Running from 1982 to 1993, Cheers was one of the most successful and longest running sitcoms in TV history. It earned 28 Emmys over its voluminous 275 episodes and from the very beginning of the series, it’s easy to understand why. While even a legendary show like Seinfeld took time to find its footing, Cheers understood its formula right from the start, combining intelligent writing with immensely talented actors.
It was that strong start that gave NBC faith in the show long before the audience found it. Spending its first season at the bottom of the ratings, Cheers struggled at first, perhaps because it was hardly the most imaginative idea for a show: a bunch of people sitting around a Boston bar. But over time, America found it and stuck around thanks to the sharp writing and fantastic characters. And that quality carried through right to the end of the series, where the show went out on the top of its game — much like Seinfeld — and ended with one of the most memorable, heartfelt and satisfying conclusions to any television show ever (very much unlike Seinfeld).

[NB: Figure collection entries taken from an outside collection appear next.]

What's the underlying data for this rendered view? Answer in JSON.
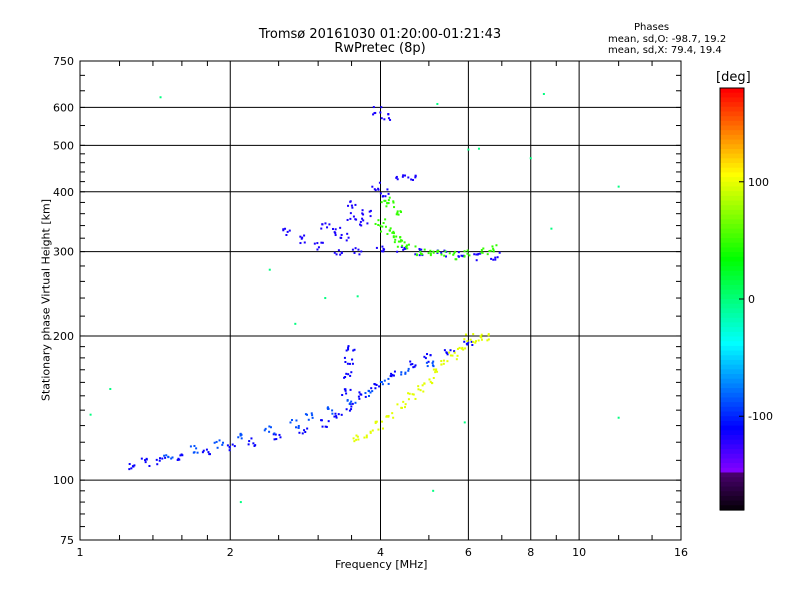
{
  "chart_data": {
    "type": "scatter",
    "title": "Tromsø 20161030 01:20:00-01:21:43",
    "subtitle": "RwPretec (8p)",
    "xlabel": "Frequency [MHz]",
    "ylabel": "Stationary phase Virtual Height [km]",
    "x_scale": "log",
    "y_scale": "log",
    "xlim": [
      1,
      16
    ],
    "ylim": [
      75,
      750
    ],
    "x_ticks": [
      1,
      2,
      4,
      6,
      8,
      10,
      16
    ],
    "y_ticks": [
      75,
      100,
      200,
      300,
      400,
      500,
      600,
      750
    ],
    "grid": true,
    "phase_stats": {
      "title": "Phases",
      "line_o": "mean, sd,O: -98.7, 19.2",
      "line_x": "mean, sd,X:  79.4, 19.4"
    },
    "colorbar": {
      "label": "[deg]",
      "ticks": [
        100,
        0,
        -100
      ],
      "range": [
        -180,
        180
      ]
    },
    "series": [
      {
        "trace": "lower-violet",
        "points": [
          [
            1.28,
            107
          ],
          [
            1.35,
            109
          ],
          [
            1.45,
            110
          ],
          [
            1.6,
            112
          ],
          [
            1.8,
            114
          ],
          [
            2.0,
            117
          ],
          [
            2.2,
            120
          ],
          [
            2.5,
            124
          ],
          [
            2.8,
            127
          ],
          [
            3.1,
            131
          ],
          [
            3.3,
            135
          ],
          [
            3.5,
            142
          ],
          [
            3.7,
            150
          ],
          [
            3.9,
            158
          ],
          [
            4.2,
            168
          ],
          [
            4.6,
            174
          ],
          [
            5.0,
            180
          ],
          [
            5.5,
            186
          ],
          [
            6.0,
            192
          ],
          [
            3.42,
            152
          ],
          [
            3.44,
            165
          ],
          [
            3.46,
            178
          ],
          [
            3.48,
            188
          ]
        ],
        "phase": -110
      },
      {
        "trace": "lower-blue",
        "points": [
          [
            1.5,
            112
          ],
          [
            1.7,
            116
          ],
          [
            1.9,
            119
          ],
          [
            2.1,
            123
          ],
          [
            2.4,
            127
          ],
          [
            2.7,
            131
          ],
          [
            2.9,
            136
          ],
          [
            3.2,
            140
          ],
          [
            3.5,
            146
          ],
          [
            3.8,
            152
          ],
          [
            4.1,
            160
          ],
          [
            4.5,
            168
          ],
          [
            5.0,
            175
          ]
        ],
        "phase": -85
      },
      {
        "trace": "lower-yellow",
        "points": [
          [
            3.6,
            122
          ],
          [
            3.8,
            125
          ],
          [
            4.0,
            130
          ],
          [
            4.2,
            136
          ],
          [
            4.4,
            143
          ],
          [
            4.6,
            150
          ],
          [
            4.8,
            156
          ],
          [
            5.0,
            161
          ],
          [
            5.2,
            168
          ],
          [
            5.4,
            175
          ],
          [
            5.6,
            182
          ],
          [
            5.8,
            190
          ],
          [
            6.0,
            198
          ],
          [
            6.5,
            199
          ],
          [
            6.3,
            196
          ]
        ],
        "phase": 100
      },
      {
        "trace": "upper-violet",
        "points": [
          [
            2.6,
            330
          ],
          [
            2.8,
            318
          ],
          [
            3.0,
            308
          ],
          [
            3.3,
            301
          ],
          [
            3.6,
            301
          ],
          [
            4.0,
            303
          ],
          [
            4.4,
            303
          ],
          [
            4.8,
            300
          ],
          [
            5.3,
            296
          ],
          [
            5.8,
            294
          ],
          [
            6.3,
            293
          ],
          [
            6.8,
            294
          ],
          [
            3.1,
            340
          ],
          [
            3.25,
            330
          ],
          [
            3.4,
            322
          ],
          [
            3.5,
            355
          ],
          [
            3.7,
            345
          ],
          [
            3.9,
            410
          ],
          [
            4.1,
            398
          ],
          [
            4.4,
            425
          ],
          [
            4.6,
            430
          ],
          [
            3.95,
            590
          ],
          [
            4.1,
            575
          ],
          [
            3.5,
            375
          ],
          [
            3.75,
            360
          ]
        ],
        "phase": -115
      },
      {
        "trace": "upper-green",
        "points": [
          [
            4.0,
            345
          ],
          [
            4.1,
            335
          ],
          [
            4.2,
            325
          ],
          [
            4.3,
            318
          ],
          [
            4.4,
            311
          ],
          [
            4.6,
            305
          ],
          [
            4.8,
            300
          ],
          [
            5.0,
            298
          ],
          [
            5.3,
            296
          ],
          [
            5.6,
            294
          ],
          [
            5.9,
            296
          ],
          [
            4.1,
            385
          ],
          [
            4.2,
            375
          ],
          [
            4.3,
            365
          ],
          [
            6.5,
            300
          ],
          [
            6.8,
            305
          ]
        ],
        "phase": 50
      },
      {
        "trace": "scattered",
        "points": [
          [
            1.45,
            630
          ],
          [
            1.05,
            137
          ],
          [
            1.15,
            155
          ],
          [
            2.1,
            90
          ],
          [
            2.4,
            275
          ],
          [
            2.7,
            212
          ],
          [
            3.1,
            240
          ],
          [
            3.6,
            242
          ],
          [
            5.1,
            95
          ],
          [
            5.9,
            132
          ],
          [
            6.0,
            490
          ],
          [
            6.3,
            492
          ],
          [
            8.0,
            470
          ],
          [
            8.5,
            640
          ],
          [
            8.8,
            335
          ],
          [
            12.0,
            410
          ],
          [
            12.0,
            135
          ],
          [
            5.2,
            610
          ]
        ],
        "phase": 0
      }
    ]
  }
}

Being that this was the first time I’d watched the show in a couple of years, I did worry that some of it might be notably dated now, particularly the womanizing Sam Malone (played by Ted Danson). And though I’m finding a few cringe-y moments here and there, Sam was always presented with the idea that his shallowness was his central flaw (along with his history with alcoholism). While Cheers is a series where very little changes over time, the one thing that does evolve is Sam, whose superficiality fades and gives way to a deeper yearning. Plus, whenever he does make a sexist remark, there’s Shelley Long’s hilarious Diane Chambers to cut him down to size (who would later be replaced with the nearly as good Kirstie Alley).
Along with the switch up of the lead female star, another notable change in the show was the loss of the character Coach, as actor Nicholas Colasanto died during the third season. While Woody Harrelson’s “Woody” would become a lovable simpleton in his own right, Colasanto served as the true heart of the show for those first few years and much of the series’ success was owed to him.
As for the rest, almost nothing changed. Rhea Perlman’s Carla always had a snarky thing to say and George Wendt’s Norm was always drinking at the end of the bar. John Ratzenberger’s Cliff Clavin (my favorite character, naturally) was always spouting off ridiculous facts — some true, and some that were just hilarious bullshit — and while Frasier didn’t enter until Season Three, he was so lovably pompous that Kelsey Grammer would end up playing him for the next 20 years, including in his own extraordinarily successful spin-off show.
But the most notable thing that doesn’t change about Cheers — and the reason why it’s the perfect binge specifically during quarantine — is the bar itself. Over the 100 plus hours of the series, the show rarely left the bar, and whenever it did venture outside of its central location, it did suffer a bit, almost seeming like a different series.
Rather than get stir crazy in their underground isolation, Cheers kept diving deeper into its characters, exploring their flaws and insecurities, all while enjoying a nice cold one. So as you find yourself similarly enclosed within the same few walls over the unforeseen future, embrace that familiarity and be grateful that you’re in a place where everybody knows your name — because, of course, you’re probably alone or with your immediate family.
Just make sure there’s beer there, too, otherwise you’ll lose your fucking mind.